5. It is easy to overheat in the galley.


Think about the weather before you start cooking. In the middle of a hot day on the Adriatic, cooking a stew in the galley is probably not a great idea, because the galley traps heat. But it might be the perfect meal to prepare on a cold night when you are struggling to keep warm anyway.

On a hot summer day, prepare cold food or use the grill out on your deck. Grilling out on the deck also helps to solve problems with limited space.

6. You are not going to have a lot of ingredients to work with.
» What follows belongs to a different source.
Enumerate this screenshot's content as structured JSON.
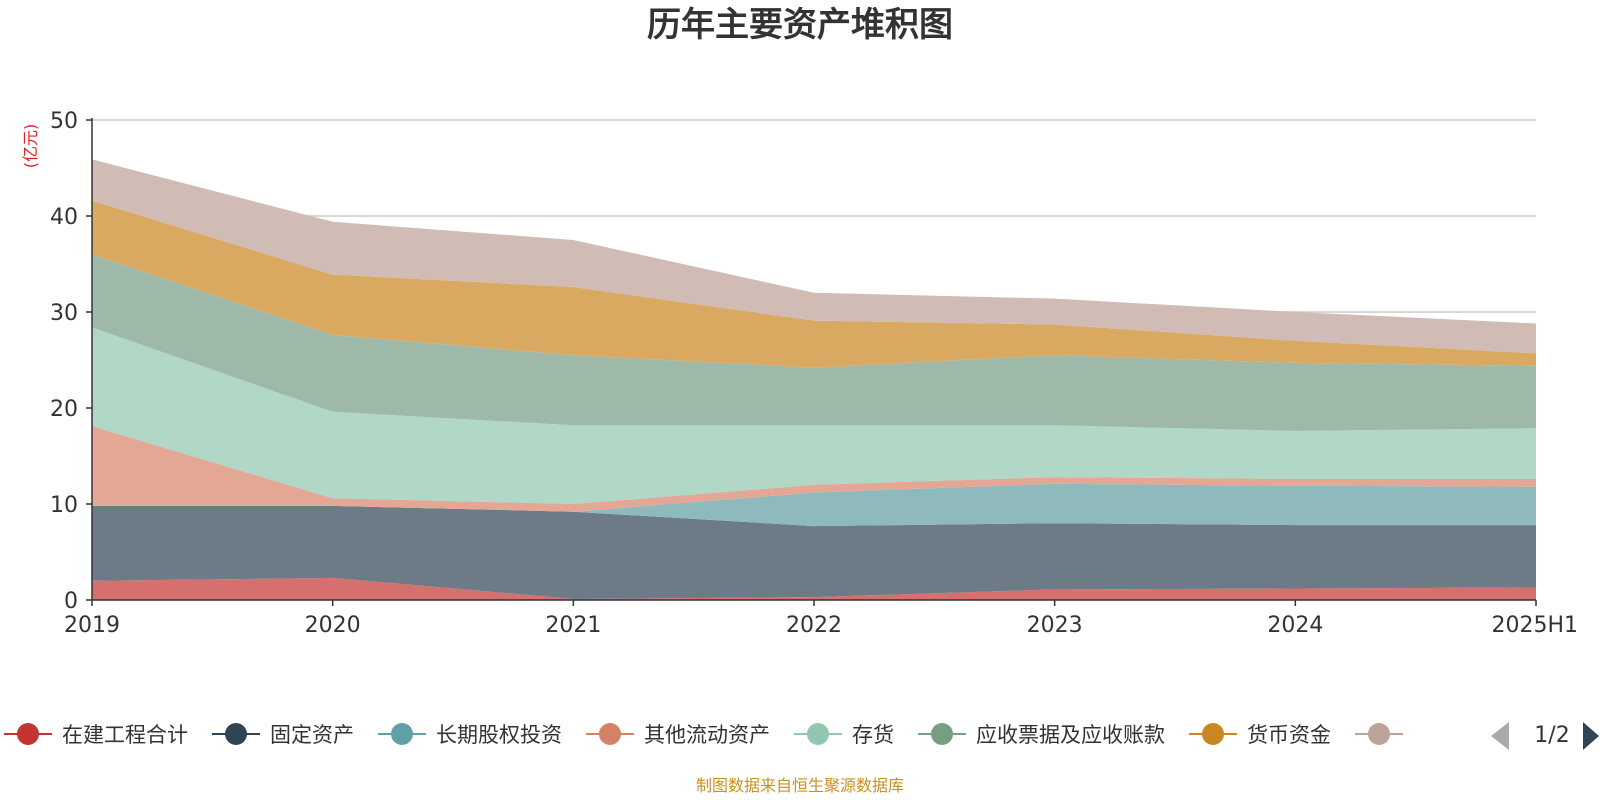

It might worry you that you cannot bring a ton of ingredients onboard your Croatia charter boat, but it shouldn’t—there are a lot of awesome meals you can make with the simplest, sparsest ingredients. And if you run out of something, you can always come up with a clever substitution. Who knows—it might taste even better than what you had originally planned.

For an example of a simple recipe which is easy to prepare on a boat with minimal ingredients, scroll down to the bottom of this article. You will learn how you can prepare your fresh-caught seafood Mediterranean-style by baking it in foil - Read our full recipe.

So now you know the basics of cooking on a boat. There are a lot of adjustments you will have to make, but once you do, you will find that it is not as tricky as you think. Enjoy preparing your own delicious recipes onboard your Croatia charter yacht!